Le Quotidien du pharmacien. - A-t-on une explication de l’apparition de l’épidémie de variole du singe dans les pays développés ?

Bernard Castan. - Malheureusement non. Sur le plan virologique, on ignore précisément si l’on est en présence d’une souche différente de celle qui évolue en Afrique centrale et occidentale. Et sur le plan épidémiologique, on n’a pas d’explication claire sur les différences entre les formes cliniques en Europe et Afrique quant aux populations concernées (hommes ayant des relations sexuelles avec les hommes/HSH en Europe versus population générale en Afrique) et de symptomatologies (lésions anales versus lésions cutanées prédominantes).

Quel est le mode de transmission ? Peut-on parler d’infection sexuellement transmissible ?

La maladie peut se transmettre de deux façons. Soit par contact direct cutané avec des lésions d’un malade. Soit par les gouttelettes (salive, éternuements, postillons…) dans le cadre d’une promiscuité importante.

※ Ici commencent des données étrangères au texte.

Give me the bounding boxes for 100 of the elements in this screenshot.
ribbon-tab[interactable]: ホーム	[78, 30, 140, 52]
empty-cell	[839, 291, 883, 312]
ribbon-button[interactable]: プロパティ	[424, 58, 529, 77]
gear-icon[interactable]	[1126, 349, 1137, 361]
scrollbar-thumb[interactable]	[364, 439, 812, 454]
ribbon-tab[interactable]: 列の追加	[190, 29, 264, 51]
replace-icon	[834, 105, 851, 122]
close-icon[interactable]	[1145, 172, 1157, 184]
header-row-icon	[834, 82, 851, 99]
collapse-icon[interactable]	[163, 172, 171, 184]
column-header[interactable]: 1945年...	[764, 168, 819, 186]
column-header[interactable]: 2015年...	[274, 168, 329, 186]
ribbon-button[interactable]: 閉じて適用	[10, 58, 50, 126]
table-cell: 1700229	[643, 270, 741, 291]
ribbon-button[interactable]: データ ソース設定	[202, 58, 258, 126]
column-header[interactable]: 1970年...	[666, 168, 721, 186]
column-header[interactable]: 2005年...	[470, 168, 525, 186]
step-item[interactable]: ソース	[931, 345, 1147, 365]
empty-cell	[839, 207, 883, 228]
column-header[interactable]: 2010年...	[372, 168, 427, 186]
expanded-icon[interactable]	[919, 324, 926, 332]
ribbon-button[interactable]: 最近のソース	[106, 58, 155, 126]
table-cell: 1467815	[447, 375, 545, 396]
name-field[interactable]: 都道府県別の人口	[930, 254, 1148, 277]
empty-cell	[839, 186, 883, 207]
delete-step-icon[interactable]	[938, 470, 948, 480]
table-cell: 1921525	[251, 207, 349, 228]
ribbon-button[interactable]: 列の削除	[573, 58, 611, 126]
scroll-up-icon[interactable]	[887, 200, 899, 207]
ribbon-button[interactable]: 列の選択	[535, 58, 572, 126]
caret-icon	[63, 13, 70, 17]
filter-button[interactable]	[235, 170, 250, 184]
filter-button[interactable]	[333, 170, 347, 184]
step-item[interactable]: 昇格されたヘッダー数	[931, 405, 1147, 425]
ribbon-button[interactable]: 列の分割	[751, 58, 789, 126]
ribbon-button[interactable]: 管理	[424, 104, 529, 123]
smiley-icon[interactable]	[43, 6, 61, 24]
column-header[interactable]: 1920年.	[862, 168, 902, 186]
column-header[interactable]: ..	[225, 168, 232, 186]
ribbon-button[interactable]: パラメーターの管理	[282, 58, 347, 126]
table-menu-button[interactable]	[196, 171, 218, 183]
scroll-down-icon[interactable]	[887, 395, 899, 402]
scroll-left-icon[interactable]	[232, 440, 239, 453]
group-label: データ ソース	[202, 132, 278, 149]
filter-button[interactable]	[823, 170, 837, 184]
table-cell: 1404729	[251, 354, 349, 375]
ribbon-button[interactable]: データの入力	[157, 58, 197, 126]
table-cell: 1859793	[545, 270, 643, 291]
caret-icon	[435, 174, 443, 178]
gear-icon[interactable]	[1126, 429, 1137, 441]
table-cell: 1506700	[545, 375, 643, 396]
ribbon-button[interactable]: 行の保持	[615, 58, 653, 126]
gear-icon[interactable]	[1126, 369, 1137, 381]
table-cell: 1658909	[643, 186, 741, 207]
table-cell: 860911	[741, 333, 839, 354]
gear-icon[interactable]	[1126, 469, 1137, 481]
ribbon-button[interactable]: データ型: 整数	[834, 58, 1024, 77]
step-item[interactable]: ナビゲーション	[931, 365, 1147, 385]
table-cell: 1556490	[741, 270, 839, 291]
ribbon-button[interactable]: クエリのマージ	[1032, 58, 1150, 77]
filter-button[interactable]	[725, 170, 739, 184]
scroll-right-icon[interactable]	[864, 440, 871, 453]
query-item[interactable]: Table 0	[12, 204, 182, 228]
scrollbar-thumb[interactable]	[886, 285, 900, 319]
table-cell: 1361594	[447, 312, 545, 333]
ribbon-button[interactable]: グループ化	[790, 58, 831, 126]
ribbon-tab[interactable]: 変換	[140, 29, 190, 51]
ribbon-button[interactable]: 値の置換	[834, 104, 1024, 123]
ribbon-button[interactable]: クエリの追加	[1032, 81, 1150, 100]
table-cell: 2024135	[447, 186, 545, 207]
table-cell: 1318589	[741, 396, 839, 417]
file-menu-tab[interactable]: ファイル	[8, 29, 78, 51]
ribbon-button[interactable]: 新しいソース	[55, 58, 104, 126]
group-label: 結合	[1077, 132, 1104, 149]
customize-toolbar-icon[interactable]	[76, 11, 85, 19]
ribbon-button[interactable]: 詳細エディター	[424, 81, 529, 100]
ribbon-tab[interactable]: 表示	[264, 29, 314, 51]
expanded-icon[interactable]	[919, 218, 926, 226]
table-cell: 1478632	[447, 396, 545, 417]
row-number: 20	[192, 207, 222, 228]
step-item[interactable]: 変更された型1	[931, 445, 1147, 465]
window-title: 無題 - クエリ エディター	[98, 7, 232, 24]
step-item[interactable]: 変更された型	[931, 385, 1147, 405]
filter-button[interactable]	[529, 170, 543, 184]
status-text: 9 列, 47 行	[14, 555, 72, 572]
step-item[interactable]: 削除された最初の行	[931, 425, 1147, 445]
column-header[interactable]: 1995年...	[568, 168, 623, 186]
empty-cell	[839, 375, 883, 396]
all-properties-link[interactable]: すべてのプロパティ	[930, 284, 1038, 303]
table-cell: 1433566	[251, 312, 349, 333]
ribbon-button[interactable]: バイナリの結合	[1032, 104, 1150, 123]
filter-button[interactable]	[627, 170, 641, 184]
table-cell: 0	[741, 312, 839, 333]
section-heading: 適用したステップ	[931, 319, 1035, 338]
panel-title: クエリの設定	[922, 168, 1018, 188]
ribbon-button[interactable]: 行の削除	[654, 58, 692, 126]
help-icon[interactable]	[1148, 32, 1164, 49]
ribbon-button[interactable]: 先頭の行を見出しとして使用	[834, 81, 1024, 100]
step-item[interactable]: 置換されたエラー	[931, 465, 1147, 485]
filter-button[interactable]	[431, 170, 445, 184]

On n’est donc pas sur une IST, mais le risque est de fait exacerbé à l’occasion d’une relation sexuelle si l'un des partenaires est symptomatique. Ainsi, il importe de préciser que, contrairement aux IST, le préservatif ne protège pas complètement de la variole du singe.

Quelles sont les complications possibles ?

Elles sont rares, de l’ordre de 3 %, et la mortalité très faible (13 décès dans le monde). Mais en termes de morbidité, on observe des formes très douloureuses notamment en cas de lésion des muqueuses oropharyngée et anale, alors que les lésions cutanées sont le plus souvent indolores. On voit également des surinfections des lésions cutanées à type d'impétigo en particulier. Enfin, très rarement, on rencontre des pneumopathies et encéphalopathies varioliques, des atteintes oculaires ou des myocardites, essentiellement chez les patients immunodéprimés.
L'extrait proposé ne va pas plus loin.